Quand on regarde par contre l'application exacte du plan mené à la charge par NS alors ministre des finances, l'astuce dont personne ne parle aujourd'hui, consistait à céder la branche "chantiers navals" (Alstom Marine) à un groupe norvégien (Aker Yards) qui, sans mettre une couronne dans l'affaire l'a revendue moins d'un an plus tard à un groupe Coréen en faisant d'une part une plus value fantastique (dont Alstom France n'a rien vu) et engrangé près d'un miliard de bénéfices pendant cette même année.

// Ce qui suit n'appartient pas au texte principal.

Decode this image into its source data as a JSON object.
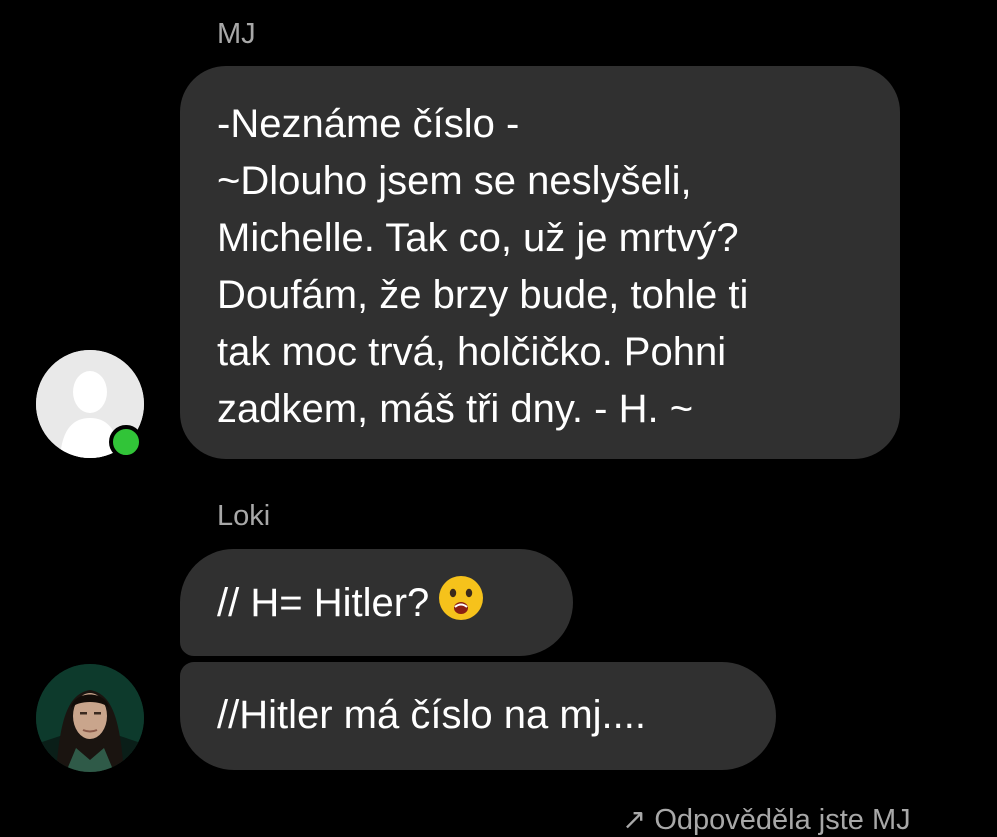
{
  "messages": [
    {
      "sender": "MJ",
      "bubbles": [
        {
          "lines": [
            "-Neznáme číslo -",
            "~Dlouho jsem se neslyšeli,",
            "Michelle. Tak co, už je mrtvý?",
            "Doufám, že brzy bude, tohle ti",
            "tak moc trvá, holčičko. Pohni",
            "zadkem, máš tři dny. - H. ~"
          ]
        }
      ],
      "avatar": "default-user-avatar",
      "online": true
    },
    {
      "sender": "Loki",
      "bubbles": [
        {
          "text": "// H= Hitler?",
          "emoji": "frowning-face-emoji"
        },
        {
          "text": "//Hitler má číslo na mj...."
        }
      ],
      "avatar": "loki-photo-avatar",
      "online": false
    }
  ],
  "footer": {
    "reply_hint": "↗ Odpověděla jste MJ"
  },
  "colors": {
    "background": "#000000",
    "bubble": "#303030",
    "sender_name": "#a8a8a8",
    "online_dot": "#31c438"
  }
}
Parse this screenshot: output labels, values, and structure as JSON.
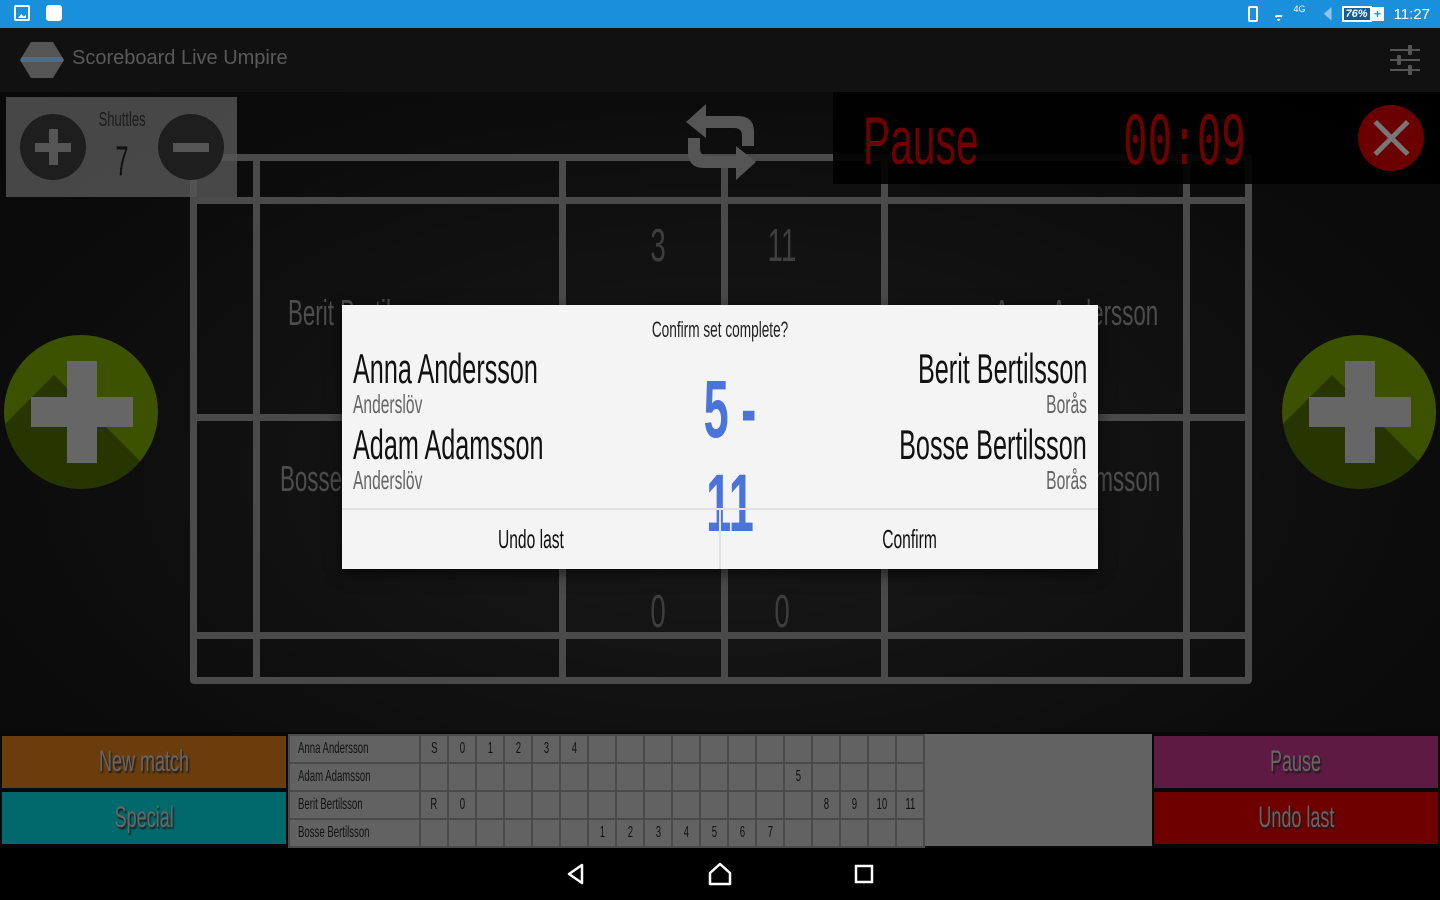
{
  "status_bar": {
    "notification_icons": [
      "image-icon",
      "clipboard-check-icon"
    ],
    "network": "4G",
    "battery": "76%",
    "time": "11:27"
  },
  "app_bar": {
    "title": "Scoreboard Live Umpire"
  },
  "shuttles": {
    "label": "Shuttles",
    "count": "7"
  },
  "timer": {
    "label": "Pause",
    "value": "00:09"
  },
  "court": {
    "top_left_name": "Berit Bertilsson",
    "bottom_left_name": "Bosse Bertilsson",
    "top_right_name": "Anna Andersson",
    "bottom_right_name": "Adam Adamsson",
    "top_left_score": "3",
    "top_right_score": "11",
    "bottom_left_score": "0",
    "bottom_right_score": "0"
  },
  "dialog": {
    "title": "Confirm set complete?",
    "left_team": [
      {
        "name": "Anna Andersson",
        "club": "Anderslöv"
      },
      {
        "name": "Adam Adamsson",
        "club": "Anderslöv"
      }
    ],
    "right_team": [
      {
        "name": "Berit Bertilsson",
        "club": "Borås"
      },
      {
        "name": "Bosse Bertilsson",
        "club": "Borås"
      }
    ],
    "score": "5 - 11",
    "undo_label": "Undo last",
    "confirm_label": "Confirm"
  },
  "actions": {
    "new_match": "New match",
    "special": "Special",
    "pause": "Pause",
    "undo_last": "Undo last"
  },
  "score_sheet": {
    "rows": [
      {
        "player": "Anna Andersson",
        "cells": [
          "S",
          "0",
          "1",
          "2",
          "3",
          "4",
          "",
          "",
          "",
          "",
          "",
          "",
          "",
          "",
          "",
          "",
          ""
        ]
      },
      {
        "player": "Adam Adamsson",
        "cells": [
          "",
          "",
          "",
          "",
          "",
          "",
          "",
          "",
          "",
          "",
          "",
          "",
          "",
          "5",
          "",
          "",
          ""
        ]
      },
      {
        "player": "Berit Bertilsson",
        "cells": [
          "R",
          "0",
          "",
          "",
          "",
          "",
          "",
          "",
          "",
          "",
          "",
          "",
          "",
          "",
          "8",
          "9",
          "10",
          "11"
        ]
      },
      {
        "player": "Bosse Bertilsson",
        "cells": [
          "",
          "",
          "",
          "",
          "",
          "",
          "1",
          "2",
          "3",
          "4",
          "5",
          "6",
          "7",
          "",
          "",
          "",
          ""
        ]
      }
    ]
  },
  "colors": {
    "status_bar": "#1a8fdb",
    "new_match": "#6b3d0c",
    "special": "#00696b",
    "pause": "#5e1a42",
    "undo_last": "#6e0000",
    "score_accent": "#4a74d9",
    "timer_red": "#6e0000",
    "add_point_green": "#3d5200"
  }
}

Aujourd'hui l'opération, menée à l'époque en fanfare par le ministre déjà omni-candidat fait craindre aux chantiers navals de St nazaire la délocalisation progressive (le pillage en fait) d'un savoir faire technologique précieux par un groupe qui ne maîtrise pas en Asie la construction de paquebots (STX est un groupe sud-coréen spécialisé dans les tankers et supertankers, fabrication beaucoup plus sommaire).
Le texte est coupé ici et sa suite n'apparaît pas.